According to the Greenlining Institute report, diversity in the medical student body is important because studies show that patient satisfaction increases significantly if the patient and the doctor are of the same race. Additionally, the report says that minority physicians are much more likely to practice in areas experiencing physician shortages than are non-minority physicians.
The report notes that UCSF has not only improved its ethnic and racial diversity in number, but “has also emphasized the importance of race in medicine, paying particular attention to racial health disparities.”
Says Hawgood, “Diversity enhances the excellence of the school’s teaching, research, and clinical missions. It is not an unrelated or a stand-alone goal.”
Since 2004, the medical school has expanded its outreach efforts both to attract qualified students from underrepresented minorities and to increase the overall numbers of underrepresented minorities entering any medical school.

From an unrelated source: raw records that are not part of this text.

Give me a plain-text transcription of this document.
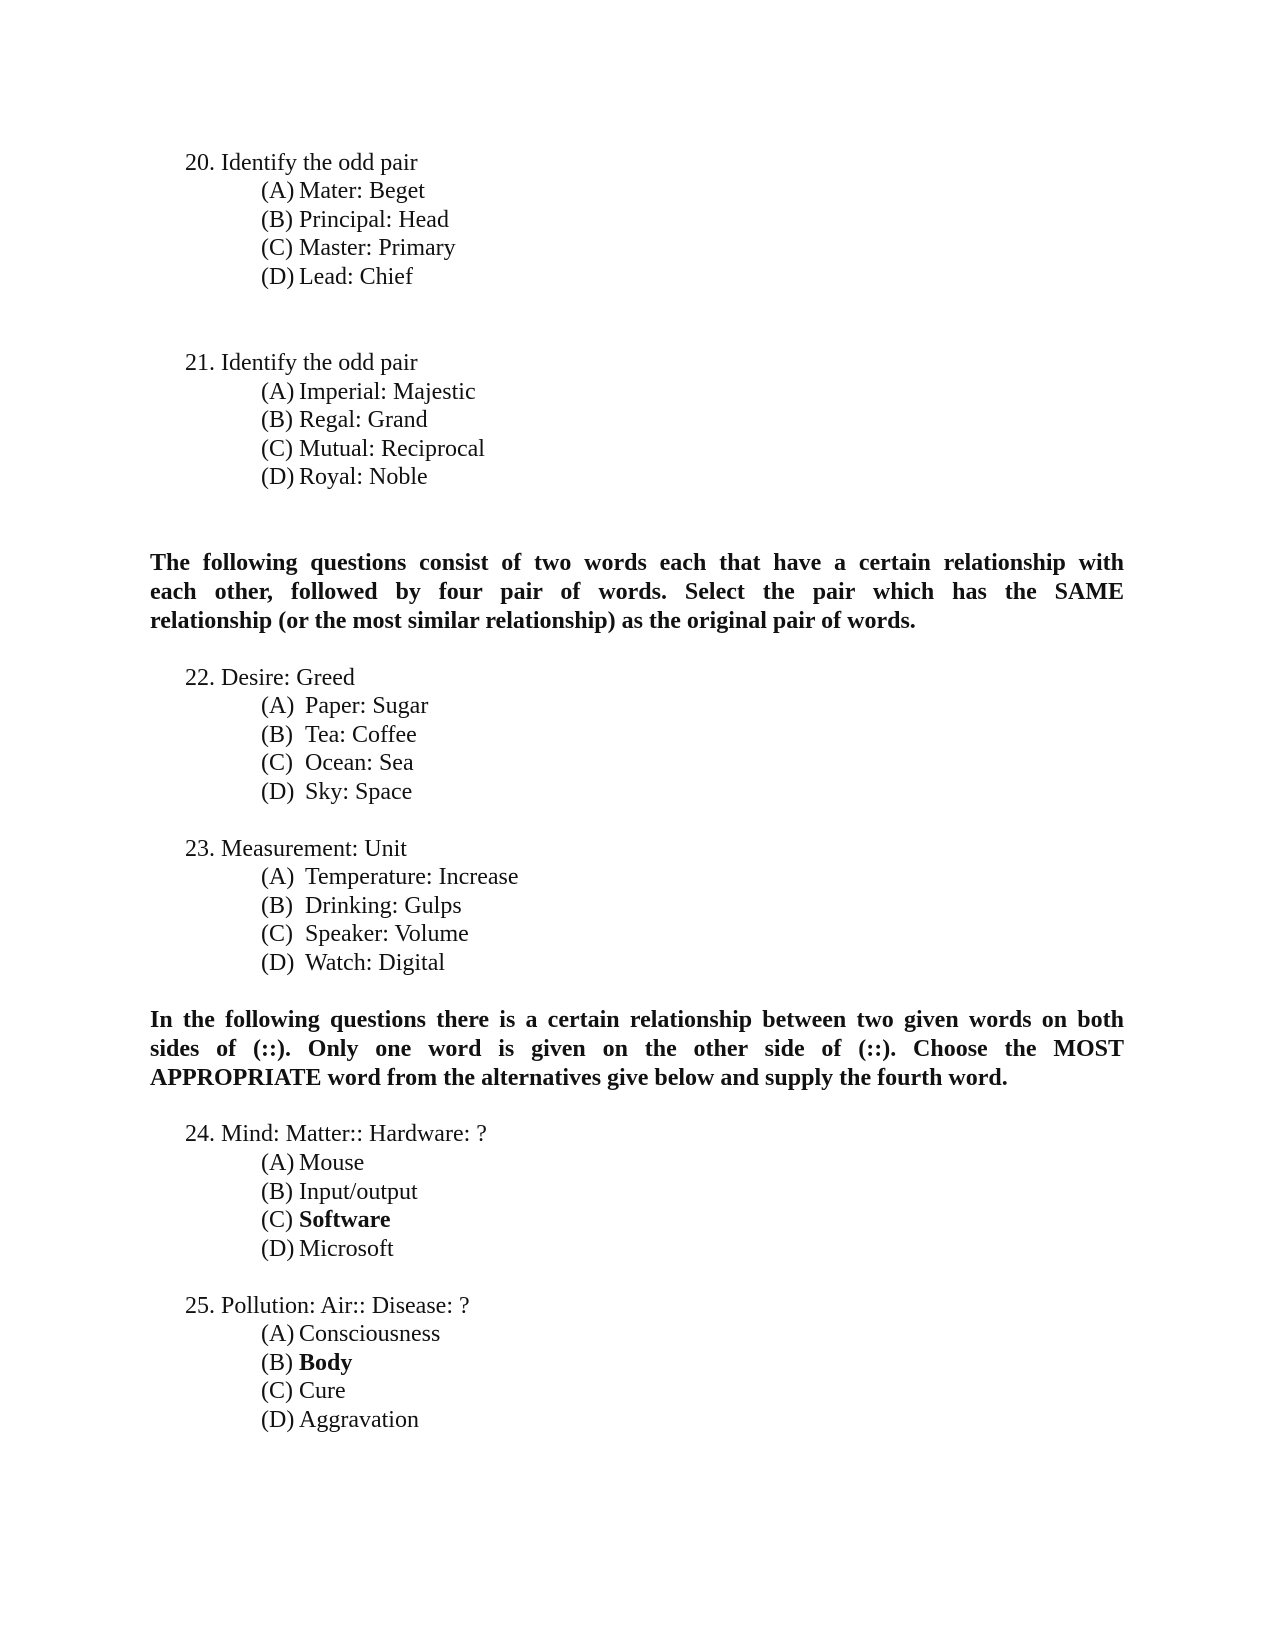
20. Identify the odd pair
(A) Mater: Beget
(B) Principal: Head
(C) Master: Primary
(D) Lead: Chief
21. Identify the odd pair
(A) Imperial: Majestic
(B) Regal: Grand
(C) Mutual: Reciprocal
(D) Royal: Noble
The following questions consist of two words each that have a certain relationship with
each other, followed by four pair of words. Select the pair which has the SAME
relationship (or the most similar relationship) as the original pair of words.
22. Desire: Greed
(A) Paper: Sugar
(B) Tea: Coffee
(C) Ocean: Sea
(D) Sky: Space
23. Measurement: Unit
(A) Temperature: Increase
(B) Drinking: Gulps
(C) Speaker: Volume
(D) Watch: Digital
In the following questions there is a certain relationship between two given words on both
sides of (::). Only one word is given on the other side of (::). Choose the MOST
APPROPRIATE word from the alternatives give below and supply the fourth word.
24. Mind: Matter:: Hardware: ?
(A) Mouse
(B) Input/output
(C) Software
(D) Microsoft
25. Pollution: Air:: Disease: ?
(A) Consciousness
(B) Body
(C) Cure
(D) Aggravation
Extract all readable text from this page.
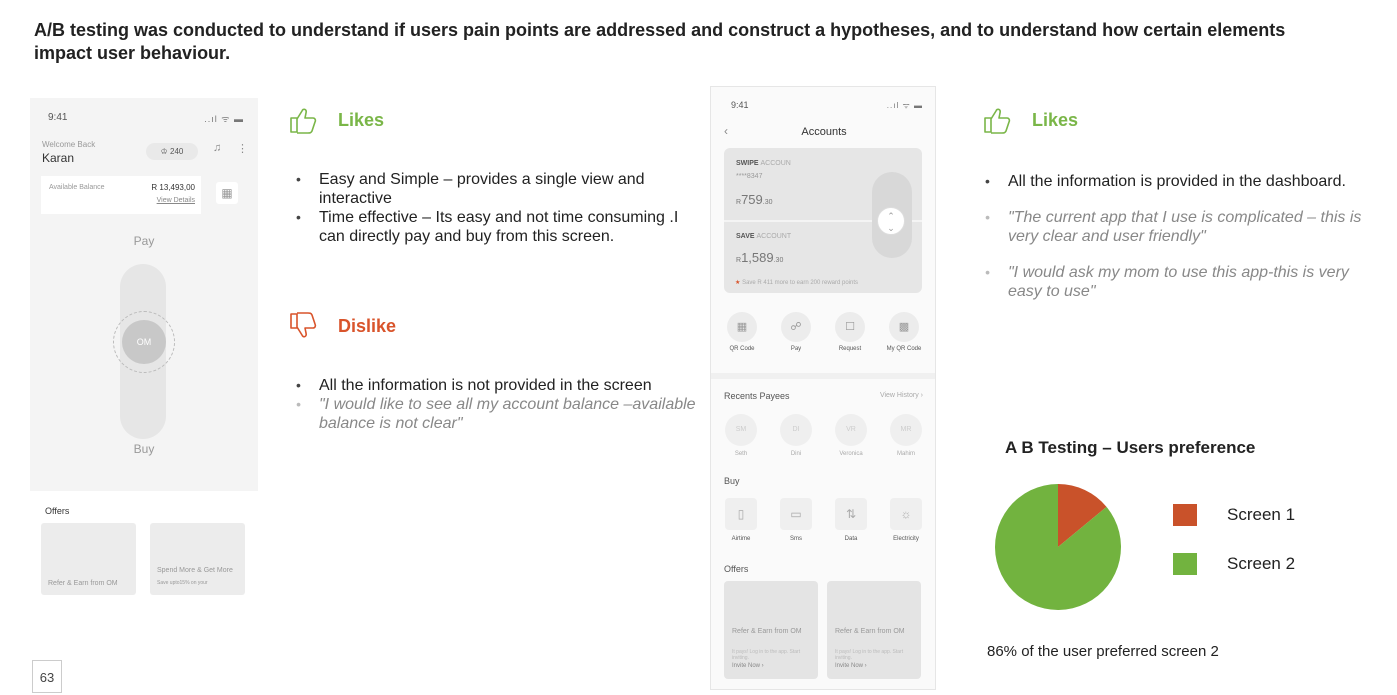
A/B testing was conducted to understand if users pain points are addressed and construct a hypotheses, and to understand how certain elements impact user behaviour.
9:41	..ıl ᯤ ▬
Welcome Back
Karan	♔ 240	♫ ⋮
Available Balance	R 13,493,00
View Details
▦
Pay
OM
Buy
Offers
Refer & Earn from OM
Spend More & Get More
Save upto15% on your
Likes
• Easy and Simple – provides a single view and interactive
• Time effective – Its easy and not time consuming .I can directly pay and buy from this screen.
Dislike
• All the information is not provided in the screen
• "I would like to see all my account balance –available balance is not clear"
9:41	..ıl ᯤ ▬
‹	Accounts
SWIPE ACCOUN
****8347
R759.30
SAVE ACCOUNT
R1,589.30
⌃
⌄
★ Save R 411 more to earn 200 reward points
▦
QR Code
☍
Pay
☐
Request
▩
My QR Code
Recents Payees	View History ›
SM
Seth
DI
Dini
VR
Veronica
MR
Mahim
Buy
▯
Airtime
▭
Sms
⇅
Data
☼
Electricity
Offers
Refer & Earn from OM
It pays! Log in to the app. Start inviting.
Invite Now ›
Refer & Earn from OM
It pays! Log in to the app. Start inviting.
Invite Now ›
Likes
• All the information is provided in the dashboard.
• "The current app that I use is complicated – this is very clear and user friendly"
• "I would ask my mom to use this app-this is very easy to use"
A B Testing – Users preference
Screen 1
Screen 2
86% of the user preferred screen 2
63
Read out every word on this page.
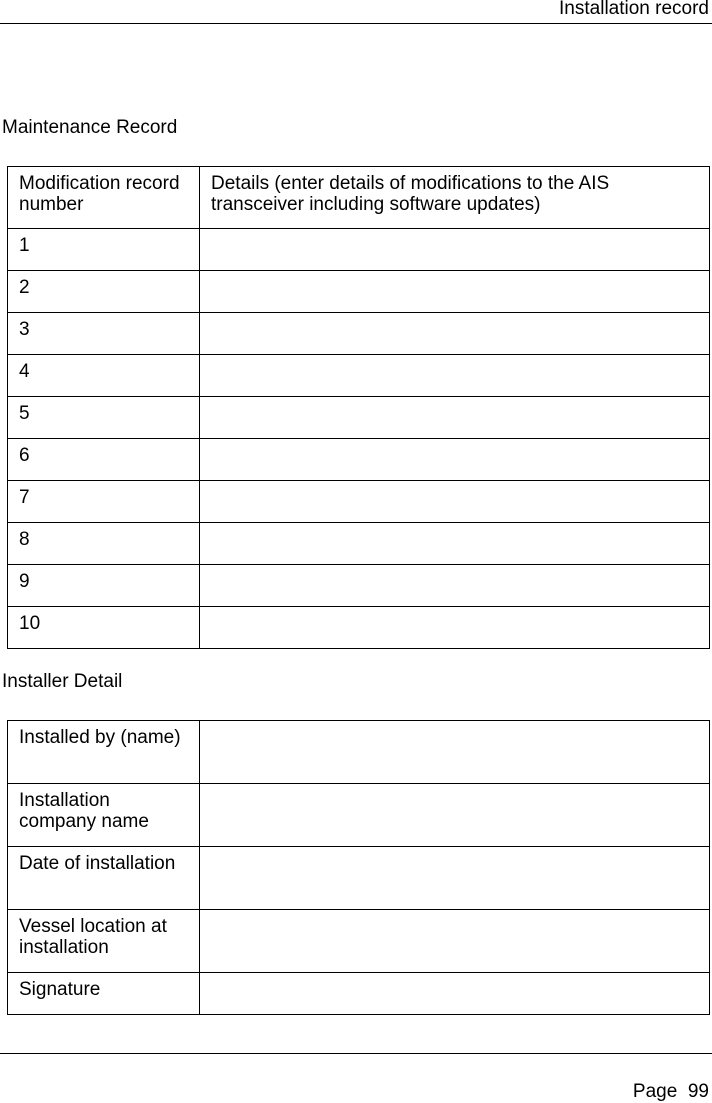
Installation record
Maintenance Record
Modification record number	Details (enter details of modifications to the AIS transceiver including software updates)
1	
2	
3	
4	
5	
6	
7	
8	
9	
10	
Installer Detail
Installed by (name)	
Installation company name	
Date of installation	
Vessel location at installation	
Signature	
Page 99
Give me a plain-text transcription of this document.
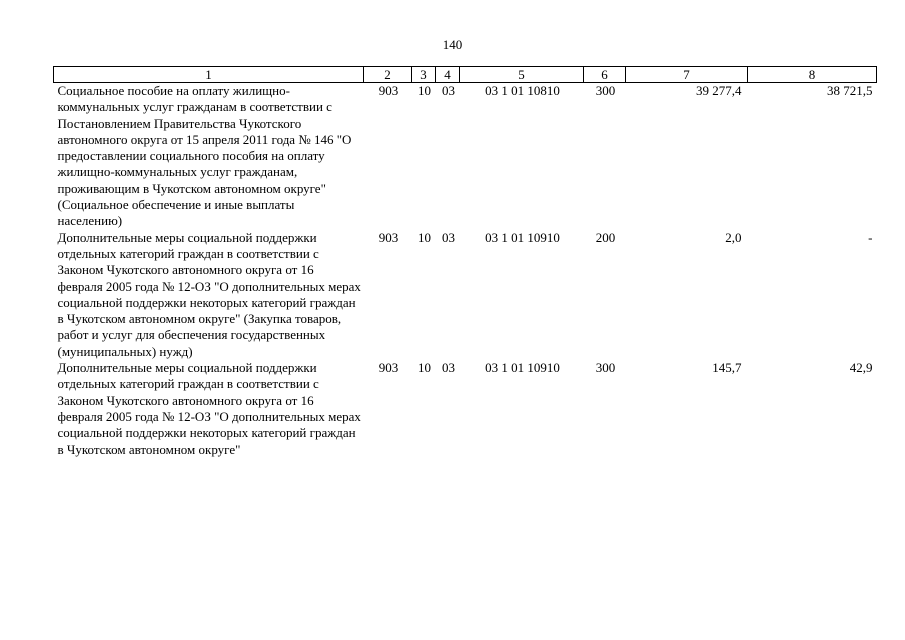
140
1	2	3	4	5	6	7	8
Социальное пособие на оплату жилищно-коммунальных услуг гражданам в соответствии с Постановлением Правительства Чукотского автономного округа от 15 апреля 2011 года № 146 "О предоставлении социального пособия на оплату жилищно-коммунальных услуг гражданам, проживающим в Чукотском автономном округе" (Социальное обеспечение и иные выплаты населению)	903	10	03	03 1 01 10810	300	39 277,4	38 721,5
Дополнительные меры социальной поддержки отдельных категорий граждан в соответствии с Законом Чукотского автономного округа от 16 февраля 2005 года № 12-ОЗ "О дополнительных мерах социальной поддержки некоторых категорий граждан в Чукотском автономном округе" (Закупка товаров, работ и услуг для обеспечения государственных (муниципальных) нужд)	903	10	03	03 1 01 10910	200	2,0	-
Дополнительные меры социальной поддержки отдельных категорий граждан в соответствии с Законом Чукотского автономного округа от 16 февраля 2005 года № 12-ОЗ "О дополнительных мерах социальной поддержки некоторых категорий граждан в Чукотском автономном округе"	903	10	03	03 1 01 10910	300	145,7	42,9
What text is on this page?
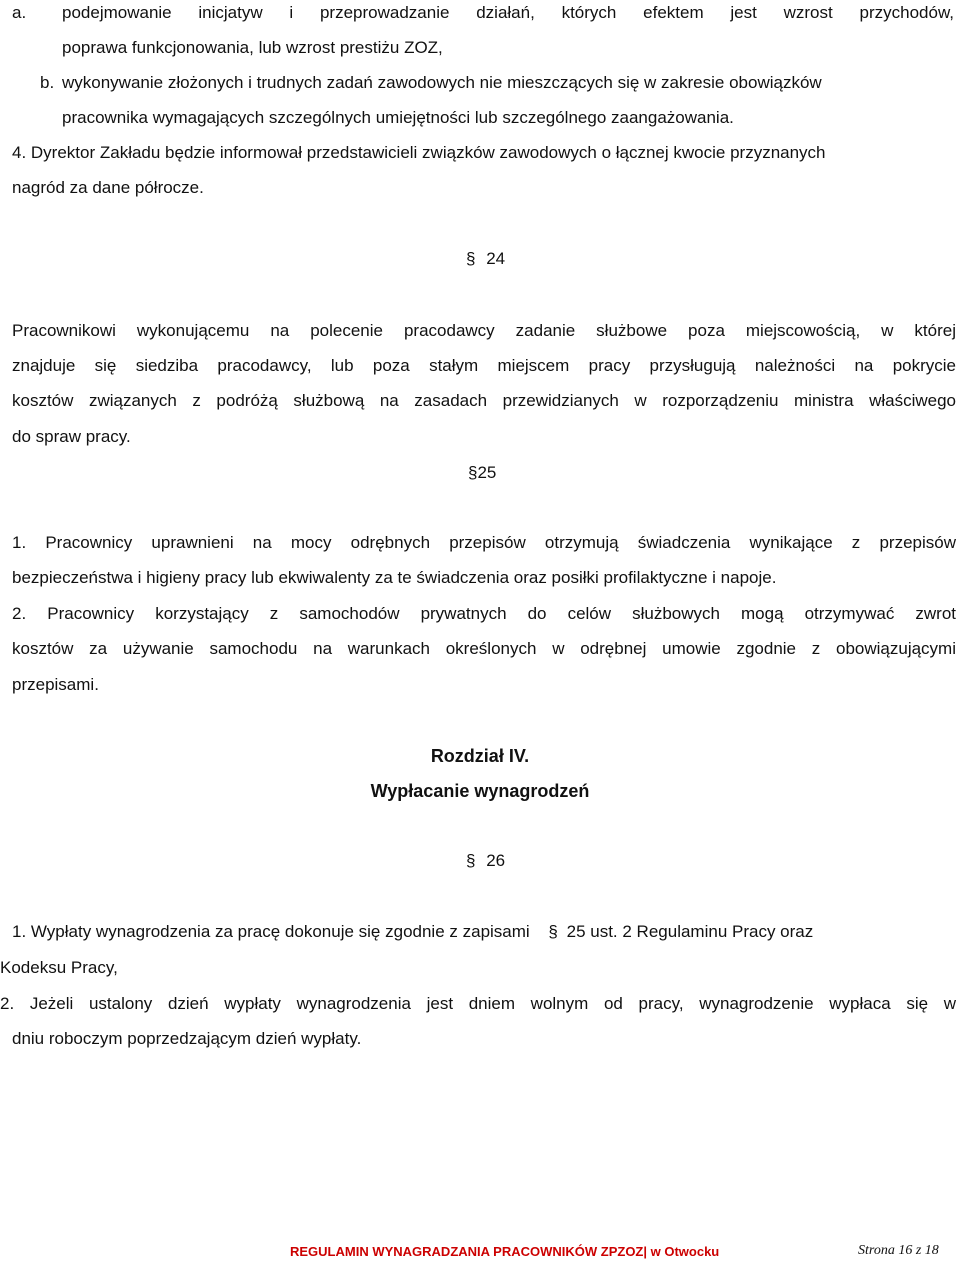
a. podejmowanie inicjatyw i przeprowadzanie działań, których efektem jest wzrost przychodów,
poprawa funkcjonowania, lub wzrost prestiżu ZOZ,
b. wykonywanie złożonych i trudnych zadań zawodowych nie mieszczących się w zakresie obowiązków
pracownika wymagających szczególnych umiejętności lub szczególnego zaangażowania.
4. Dyrektor Zakładu będzie informował przedstawicieli związków zawodowych o łącznej kwocie przyznanych
nagród za dane półrocze.
§ 24
Pracownikowi wykonującemu na polecenie pracodawcy zadanie służbowe poza miejscowością, w której
znajduje się siedziba pracodawcy, lub poza stałym miejscem pracy przysługują należności na pokrycie
kosztów związanych z podróżą służbową na zasadach przewidzianych w rozporządzeniu ministra właściwego
do spraw pracy.
§25
1. Pracownicy uprawnieni na mocy odrębnych przepisów otrzymują świadczenia wynikające z przepisów
bezpieczeństwa i higieny pracy lub ekwiwalenty za te świadczenia oraz posiłki profilaktyczne i napoje.
2. Pracownicy korzystający z samochodów prywatnych do celów służbowych mogą otrzymywać zwrot
kosztów za używanie samochodu na warunkach określonych w odrębnej umowie zgodnie z obowiązującymi
przepisami.
Rozdział IV.
Wypłacanie wynagrodzeń
§ 26
1. Wypłaty wynagrodzenia za pracę dokonuje się zgodnie z zapisami § 25 ust. 2 Regulaminu Pracy oraz
Kodeksu Pracy,
2. Jeżeli ustalony dzień wypłaty wynagrodzenia jest dniem wolnym od pracy, wynagrodzenie wypłaca się w
dniu roboczym poprzedzającym dzień wypłaty.
REGULAMIN WYNAGRADZANIA PRACOWNIKÓW ZPZOZ| w Otwocku	Strona 16 z 18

“The relative lack of diversity in medical school classes across the country reflects a broad problem throughout society. UCSF has always been among the leaders in the diversity of its student body,” says Hawgood. “We hope that some of the best practices at UCSF may help other schools make similar gains.”
Greenlining Institute researchers observed a pronounced difference in diversity between the first- and second-year classes at UCSF in 2007, which they attributed as “testament to UCSF’s efforts in just that one year to increase diversity” at its school of medicine. According to the report, the first-year class includes 10 more underrepresented minority students than the second-year class, a difference in representation of 28.6 percent and 22.6 percent.
In the fall 2008 UCSF medical school entering class, the number of underrepresented minority students includes African American, 10 percent; Mexican American, 10 percent; other Hispanic, 3 percent; Pacific Islander, 4 percent; and Native American, 1 percent—for an overall total of 28 percent.